The overall pitch of a piano is the total overall balanced tension in the pounds-pull of all of the 230 odd strings in the instrument. For example, in a typical piano each string, (according to length thickness, tautness, and location in the scale), exerts a calculated torsional tension or pull (in pounds) on the structural unit (back, plate, and tuning-pin block). The average tension or pull per strings is approximately 170 pounds. When we multiply the average string tension by 230 odd strings, we come up with an overall strings tension of approximately 39,000 pounds, or almost 20 tons of torsional pull with in the framework of the piano. This varies slightly between different makes and models.

It must be remembered that when a piano is constructed, the basic structural parts, (piano back, cast-iron plate, and tuning -pin block) are engineered as a unit to remain at their structural best when holding up the correct overall balanced string tension. Therefore, when the correct overall pitch is lacking, parts of the piano are apt to warp, loosen, crack, spit, bulge or otherwise suffer damage. This means loss in both the value and the performance of the instrument. If the damage is great and is sustained over a long period of time (several or more years), it can render the piano worthless.

Other critically important parts of the piano , such as the soundboard, bass bridge, treble bridge, and soundboard ribbing, suffer extensive damage from loss of overall balanced string tension. For example, the average piano string (loaded with about 170 pounds of tension) also exerts a secondary force against the bridges and "crown" of the soundboard. This push amount is about 7 pounds per string. If we multiply this by 230 odd strings, we have 1600 pounds of push force against the bridges and soundboard of a piano pitched at A-440 cps. To counter balance this tremendous push force we have the crown of the board and the curved ribs exerting force in the opposite direction. When overall piano pitch is allowed to change too much, the balanced forces between the strings tan the bridge soundboard combination are upset. The results in damage to the bridges, soundboard, ribbing, and associated parts, such damage usually takes the form of warps, splits, cracks, or broken glue bonding on the bridges.

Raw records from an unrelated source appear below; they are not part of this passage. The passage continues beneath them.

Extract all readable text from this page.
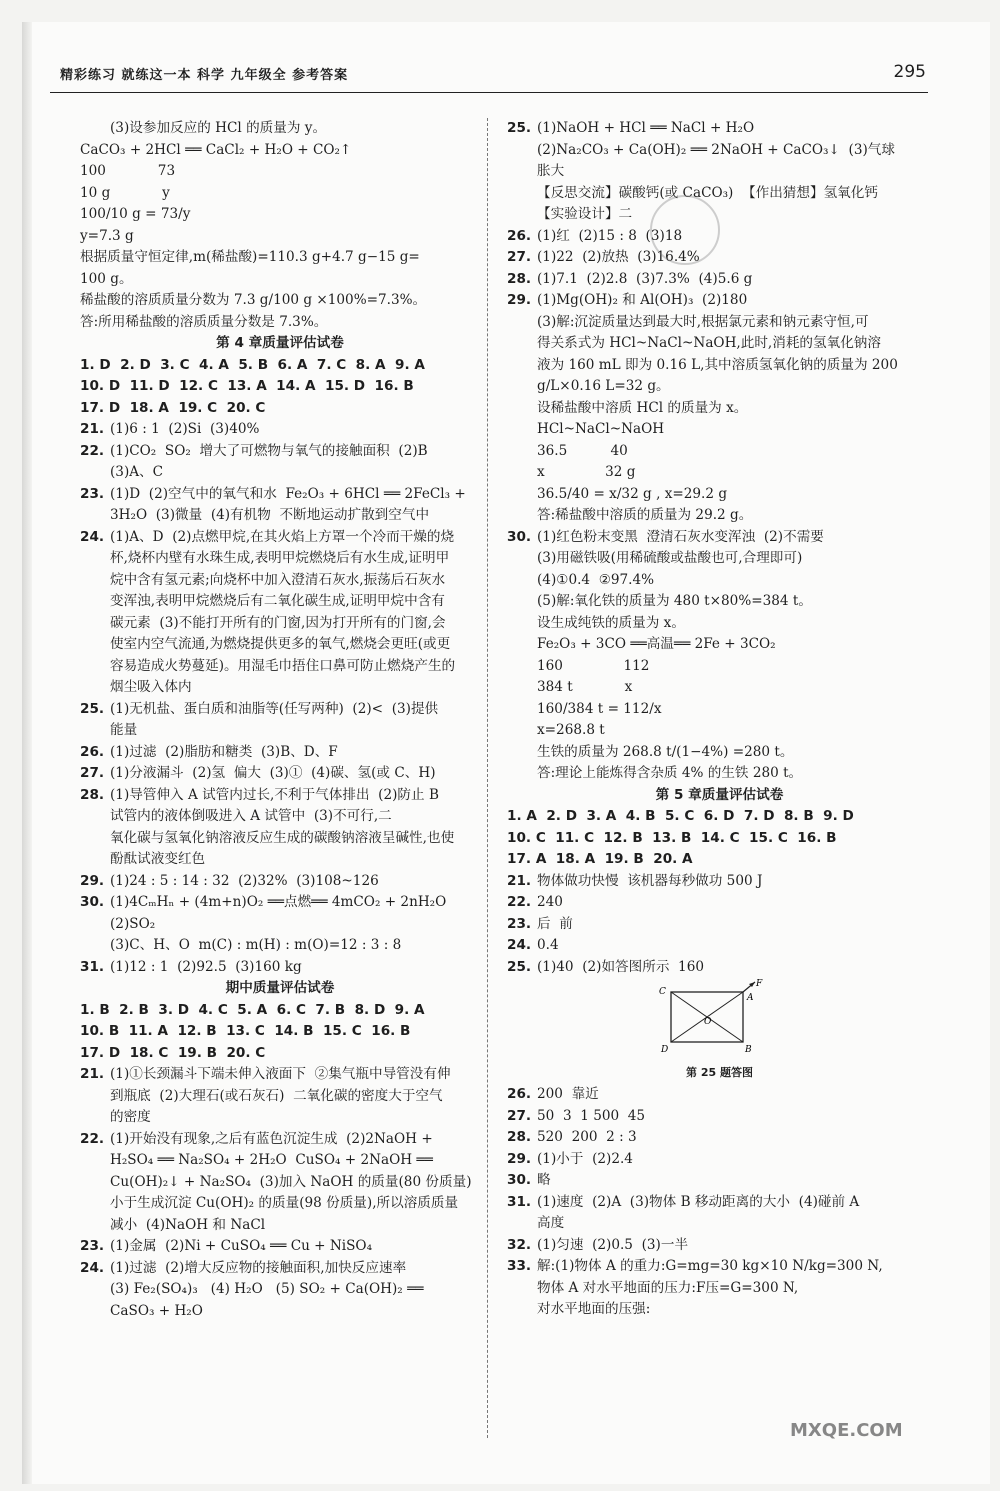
精彩练习 就练这一本 科学 九年级全 参考答案	295
(3)设参加反应的 HCl 的质量为 y。
CaCO₃ + 2HCl ══ CaCl₂ + H₂O + CO₂↑
100            73
10 g            y
100/10 g = 73/y
y=7.3 g
根据质量守恒定律,m(稀盐酸)=110.3 g+4.7 g−15 g=
100 g。
稀盐酸的溶质质量分数为 7.3 g/100 g ×100%=7.3%。
答:所用稀盐酸的溶质质量分数是 7.3%。
第 4 章质量评估试卷
1. D  2. D  3. C  4. A  5. B  6. A  7. C  8. A  9. A
10. D  11. D  12. C  13. A  14. A  15. D  16. B
17. D  18. A  19. C  20. C
21. (1)6 : 1  (2)Si  (3)40%
22. (1)CO₂  SO₂  增大了可燃物与氧气的接触面积  (2)B
(3)A、C
23. (1)D  (2)空气中的氧气和水  Fe₂O₃ + 6HCl ══ 2FeCl₃ +
3H₂O  (3)微量  (4)有机物  不断地运动扩散到空气中
24. (1)A、D  (2)点燃甲烷,在其火焰上方罩一个冷而干燥的烧
杯,烧杯内壁有水珠生成,表明甲烷燃烧后有水生成,证明甲
烷中含有氢元素;向烧杯中加入澄清石灰水,振荡后石灰水
变浑浊,表明甲烷燃烧后有二氧化碳生成,证明甲烷中含有
碳元素  (3)不能打开所有的门窗,因为打开所有的门窗,会
使室内空气流通,为燃烧提供更多的氧气,燃烧会更旺(或更
容易造成火势蔓延)。用湿毛巾捂住口鼻可防止燃烧产生的
烟尘吸入体内
25. (1)无机盐、蛋白质和油脂等(任写两种)  (2)<  (3)提供
能量
26. (1)过滤  (2)脂肪和糖类  (3)B、D、F
27. (1)分液漏斗  (2)氢  偏大  (3)①  (4)碳、氢(或 C、H)
28. (1)导管伸入 A 试管内过长,不利于气体排出  (2)防止 B
试管内的液体倒吸进入 A 试管中  (3)不可行,二
氧化碳与氢氧化钠溶液反应生成的碳酸钠溶液呈碱性,也使
酚酞试液变红色
29. (1)24 : 5 : 14 : 32  (2)32%  (3)108~126
30. (1)4CₘHₙ + (4m+n)O₂ ══点燃══ 4mCO₂ + 2nH₂O  (2)SO₂
(3)C、H、O  m(C) : m(H) : m(O)=12 : 3 : 8
31. (1)12 : 1  (2)92.5  (3)160 kg
期中质量评估试卷
1. B  2. B  3. D  4. C  5. A  6. C  7. B  8. D  9. A
10. B  11. A  12. B  13. C  14. B  15. C  16. B
17. D  18. C  19. B  20. C
21. (1)①长颈漏斗下端未伸入液面下  ②集气瓶中导管没有伸
到瓶底  (2)大理石(或石灰石)  二氧化碳的密度大于空气
的密度
22. (1)开始没有现象,之后有蓝色沉淀生成  (2)2NaOH +
H₂SO₄ ══ Na₂SO₄ + 2H₂O  CuSO₄ + 2NaOH ══
Cu(OH)₂↓ + Na₂SO₄  (3)加入 NaOH 的质量(80 份质量)
小于生成沉淀 Cu(OH)₂ 的质量(98 份质量),所以溶质质量
减小  (4)NaOH 和 NaCl
23. (1)金属  (2)Ni + CuSO₄ ══ Cu + NiSO₄
24. (1)过滤  (2)增大反应物的接触面积,加快反应速率
(3) Fe₂(SO₄)₃   (4) H₂O   (5) SO₂ + Ca(OH)₂ ══
CaSO₃ + H₂O
25. (1)NaOH + HCl ══ NaCl + H₂O
(2)Na₂CO₃ + Ca(OH)₂ ══ 2NaOH + CaCO₃↓  (3)气球
胀大
【反思交流】碳酸钙(或 CaCO₃)  【作出猜想】氢氧化钙
【实验设计】二
26. (1)红  (2)15 : 8  (3)18
27. (1)22  (2)放热  (3)16.4%
28. (1)7.1  (2)2.8  (3)7.3%  (4)5.6 g
29. (1)Mg(OH)₂ 和 Al(OH)₃  (2)180
(3)解:沉淀质量达到最大时,根据氯元素和钠元素守恒,可
得关系式为 HCl~NaCl~NaOH,此时,消耗的氢氧化钠溶
液为 160 mL 即为 0.16 L,其中溶质氢氧化钠的质量为 200
g/L×0.16 L=32 g。
设稀盐酸中溶质 HCl 的质量为 x。
HCl~NaCl~NaOH
36.5          40
x              32 g
36.5/40 = x/32 g , x=29.2 g
答:稀盐酸中溶质的质量为 29.2 g。
30. (1)红色粉末变黑  澄清石灰水变浑浊  (2)不需要
(3)用磁铁吸(用稀硫酸或盐酸也可,合理即可)
(4)①0.4  ②97.4%
(5)解:氧化铁的质量为 480 t×80%=384 t。
设生成纯铁的质量为 x。
Fe₂O₃ + 3CO ══高温══ 2Fe + 3CO₂
160              112
384 t            x
160/384 t = 112/x
x=268.8 t
生铁的质量为 268.8 t/(1−4%) =280 t。
答:理论上能炼得含杂质 4% 的生铁 280 t。
第 5 章质量评估试卷
1. A  2. D  3. A  4. B  5. C  6. D  7. D  8. B  9. D
10. C  11. C  12. B  13. B  14. C  15. C  16. B
17. A  18. A  19. B  20. A
21. 物体做功快慢  该机器每秒做功 500 J
22. 240
23. 后  前
24. 0.4
25. (1)40  (2)如答图所示  160
C
A
F
D	B
O
第 25 题答图
26. 200  靠近
27. 50  3  1 500  45
28. 520  200  2 : 3
29. (1)小于  (2)2.4
30. 略
31. (1)速度  (2)A  (3)物体 B 移动距离的大小  (4)碰前 A
高度
32. (1)匀速  (2)0.5  (3)一半
33. 解:(1)物体 A 的重力:G=mg=30 kg×10 N/kg=300 N,
物体 A 对水平地面的压力:F压=G=300 N,
对水平地面的压强:
MXQE.COM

Structural damage to the piano can be minimized by keeping the proper balanced overall string tension or proper overall pitch on the piano at all times. This can be accomplished only through regular service and tuning to the pitch of A-440 cycles per second (American Standard Pitch) Piano manufacturers continue to recommend servicing your piano at least two times a year. New pianos, or pianos that have been rebuilt require more frequent service for the first one to two years. It should be apparent why piano manufacturers and dealers will only honor the warranty of a piano if the piano owners takes proper care of the instrument.

Unfortunately, many amateur tuners do not address the need to establish the correct pitch or the consequence of leaving a piano at an incorrect pitch. Such practice allows the piano pitch to sink lower and lower, until the lack of proper overall balanced string tension results in serious structural failures in the instrument. Where lack of proper care has allowed the overall pitch to sink a quarter tone, the loss in proper overall string tension is 1500 to 2500 pounds, Where overall pitch has sunk a half tone, the loss improper overall string tension is 3000 to 5000 lbs. In many older pianos that have gone without proper care for years, the loss in proper overall balanced string tension can amount to several tons.

Once the overall tension (pitch) is correct, the piano tuner can focus on the sounds that the strings make when they are struck by the piano hammers. Every note is comprised of many different frequencies or partials which we hear as a "single" note. The technician must focus on each of these partials when tuning the instrument, adjusting the sound or number of string vibrations of each note to bring all 230 odd strings into an exact relationship. He is dealing in infinitesimal differences in sound and variations in strings vibration which are very difficult for the untrained ear to detect. Your piano tuner has switched from mechanical engineer to artist. He is conceiving beauty in sound waves in relation to the human ear. He will adjust and listen intently to the sounds of every string. In so doing he will be engaged in adjusting and making comparisons in piano string tensions, but only in infinitely small fractions of an ounce per string, and only as a byproduct of the exact sound that he must achieve. When he has finished tuning he will have 230 odd fundamental tones, each with its quota of lesser tones (partials) so arranged in harmonious relationship with one another within the framework of eighty-eight notes that only the presence of a pianist is needed to open the doors to the joys of music.

A piano will only sound its best when tuned to the correct pitch. While it may sound "in tune with itself" at other pitches, it does not sound the same. As string tension changes, the relationship of partials does not stay in balance. As pitch drops, pianos sound duller as these partials fade in intensity.